City sources predict the FTSE 100 will open down 10 points from yesterday's close of 5,862, despite a strong rise in the US and broadly higher stocks in Asia overnight.
Investors are likely to be cautious ahead of US non-farm payrolls which are due out today, at 13:30, along with manufacturing data in the Eurozone. Of interest, press reports are calling attention to the recent improvement in the Baltic dry freight index, an often reliable leading indicator for global trade and growth.
Also on the agenda are US factory orders and speeches from at least two members of the Fed.
Back in the UK, the construction purchasing managers index (PMI) for October is released at 9:30. We expect the headline index to be unchanged at 49.5, indicating continued stagnation across homebuilding, commercial construction and civil engineering. The consensus forecast is for a fall to 49.0.
In company news, third quarter organic revenues at Meggitt, the company specialising in high performance components and sub-systems for the aerospace, defence and energy markets, were in line with an exceptionally strong performance from last year. Based on current projections, and notwithstanding the uncertainty in military end markets, the group expects to see percentage revenue growth in the mid-single digits in 2013.
Car insurance firm Admiral saw a slight decrease in third-quarter turnover but has assured that it is still on track to hit its full-year targets, blaming the decline on seasonal factor. "Little has changed since the half year. The UK car insurance market is cyclical and we are in the softer part of the cycle with premium rates coming down," said Chief Executive Henry Engelhardt. We believe that the sensible strategy in this part of the cycle is to slow our rate of growth," he said.
Revenue per available room (RevPAR), a key metric in the hotel business, rose in the third quarter at Millennium & Copthorne (M&C), with London enjoying an Olympic boost. M&C's revPAR in the third quarter improved 2.6% to £71.23 from £69.41 the year before. RevPAR in London was up 20.2% year-on-year, and also increased in the Rest of Europe (5.6%) and the US (1.5%), despite an 8.0% decline in New York. However, revPAR declined by 0.2% in Asia.

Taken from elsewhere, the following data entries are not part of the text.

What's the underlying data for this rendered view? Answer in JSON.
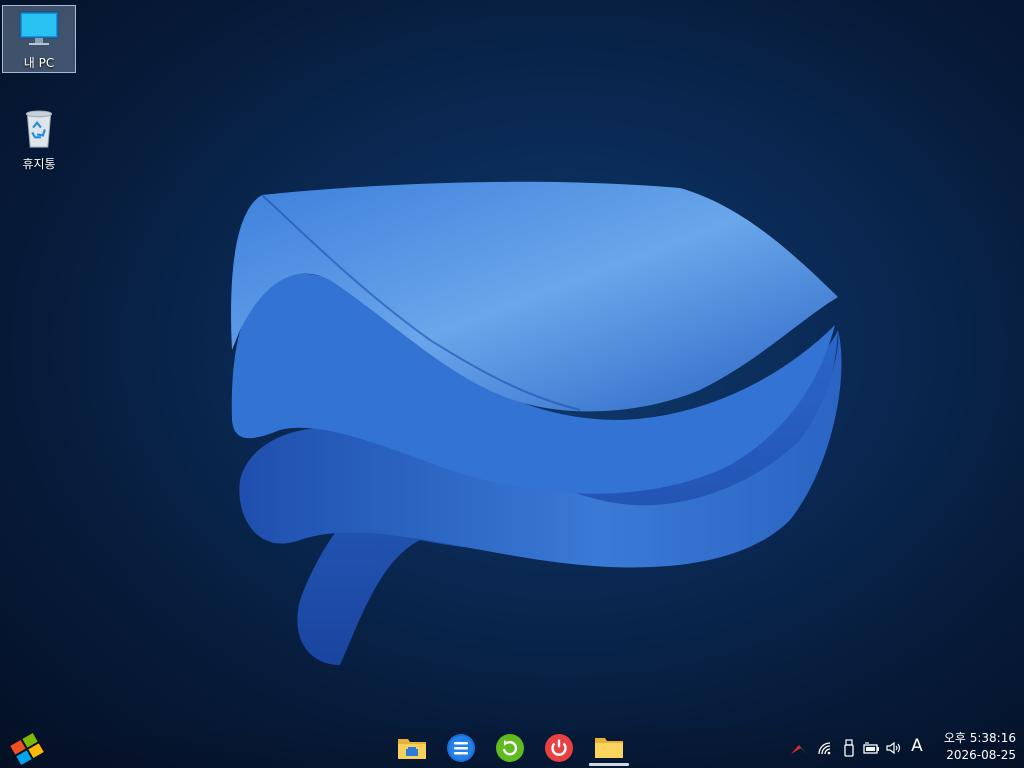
{
  "desktop": {
    "icons": [
      {
        "label": "내 PC",
        "icon": "monitor-icon",
        "selected": true
      },
      {
        "label": "휴지통",
        "icon": "recycle-bin-icon",
        "selected": false
      }
    ]
  },
  "taskbar": {
    "start_icon": "windows-flag-icon",
    "apps": [
      {
        "name": "file-explorer",
        "icon": "file-explorer-icon"
      },
      {
        "name": "menu-app",
        "icon": "menu-lines-icon"
      },
      {
        "name": "refresh-app",
        "icon": "refresh-icon"
      },
      {
        "name": "power-app",
        "icon": "power-icon"
      },
      {
        "name": "folder-app",
        "icon": "folder-icon",
        "active": true
      }
    ],
    "tray": {
      "ime_label": "A",
      "icons": [
        "network-icon",
        "wifi-icon",
        "usb-icon",
        "battery-icon",
        "volume-icon"
      ]
    },
    "clock": {
      "time": "오후 5:38:16",
      "date": "2026-08-25"
    }
  },
  "colors": {
    "accent": "#2f6fd6",
    "background": "#0a2a55"
  }
}
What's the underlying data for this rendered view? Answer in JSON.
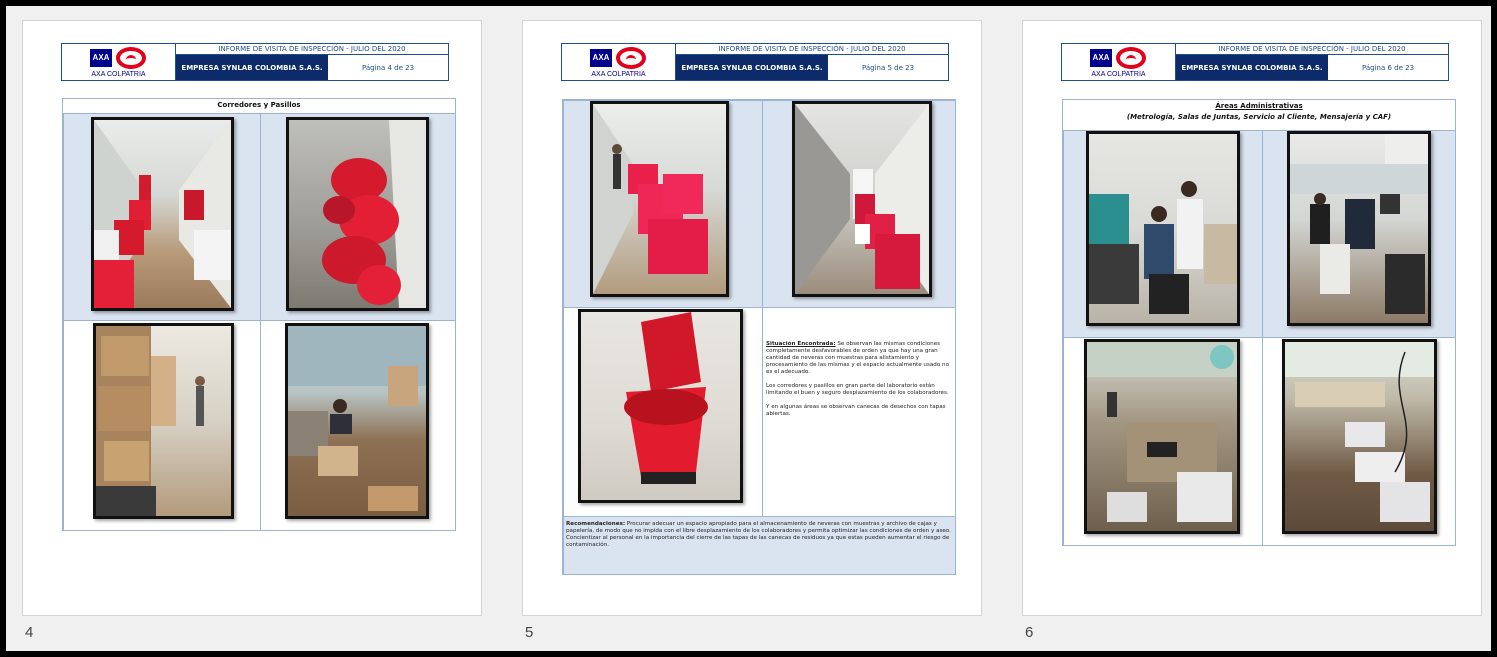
{
  "document": {
    "report_title": "INFORME DE VISITA DE INSPECCIÓN - JULIO DEL 2020",
    "company": "EMPRESA SYNLAB COLOMBIA S.A.S.",
    "logo_brand": "AXA",
    "logo_text": "AXA COLPATRIA"
  },
  "pages": [
    {
      "number": "4",
      "page_label": "Página 4 de 23",
      "section_title": "Corredores y Pasillos",
      "photos": [
        "corridor-red-bags-photo",
        "red-bags-stack-photo",
        "corridor-boxes-photo",
        "office-worker-boxes-photo"
      ]
    },
    {
      "number": "5",
      "page_label": "Página 5 de 23",
      "situation_label": "Situación Encontrada:",
      "situation_text": "Se observan las mismas condiciones completamente desfavorables de orden ya que hay una gran cantidad de neveras con muestras para alistamiento y procesamiento de las mismas y el espacio actualmente usado no es el adecuado.",
      "situation_text_2": "Los corredores y pasillos en gran parte del laboratorio están limitando el buen y seguro desplazamiento de los colaboradores.",
      "situation_text_3": "Y en algunas áreas se observan canecas de desechos con tapas abiertas.",
      "recommendation_label": "Recomendaciones:",
      "recommendation_text": "Procurar adecuar un espacio apropiado para el almacenamiento de neveras con muestras y archivo de cajas y papelería, de modo que no impida con el libre desplazamiento de los colaboradores y permita optimizar las condiciones de orden y aseo. Concientizar al personal en la importancia del cierre de las tapas de las canecas de residuos ya que estas pueden aumentar el riesgo de contaminación."
    },
    {
      "number": "6",
      "page_label": "Página 6 de 23",
      "section_title": "Áreas Administrativas",
      "section_subtitle": "(Metrología, Salas de Juntas, Servicio al Cliente, Mensajería y CAF)"
    }
  ],
  "colors": {
    "header_dark": "#0d2b6b",
    "cell_blue": "#dae3f0",
    "axa_blue": "#00008f",
    "axa_red": "#e3001b"
  }
}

Royal Dutch Shell has ambitious plans to increase production over the next few years, and despite investor fears that the level of investment needed will crimp returns, Questor in The Telegraph feels confident this is the correct strategy for Shell to pursue. The most important thing for investors to consider about Shell is its cash generation. The company's stated strategy is to improve cash flow by 50% to $200bn over the 2012-15 period. The quarterly dividend was increased by 1c to 43c and it will be paid on December 20th. The shares
trade without entitlement to this payment from November 14th. The prospective yield in 2013 is a healthy 5%. The company has the scope to increase its payments, despite its ambitious capital expenditure plans. Gearing stood at just 8.6%, down from 10.8% a year ago, so borrowings are very low. The shares remain a buy for income and delivery on strategy.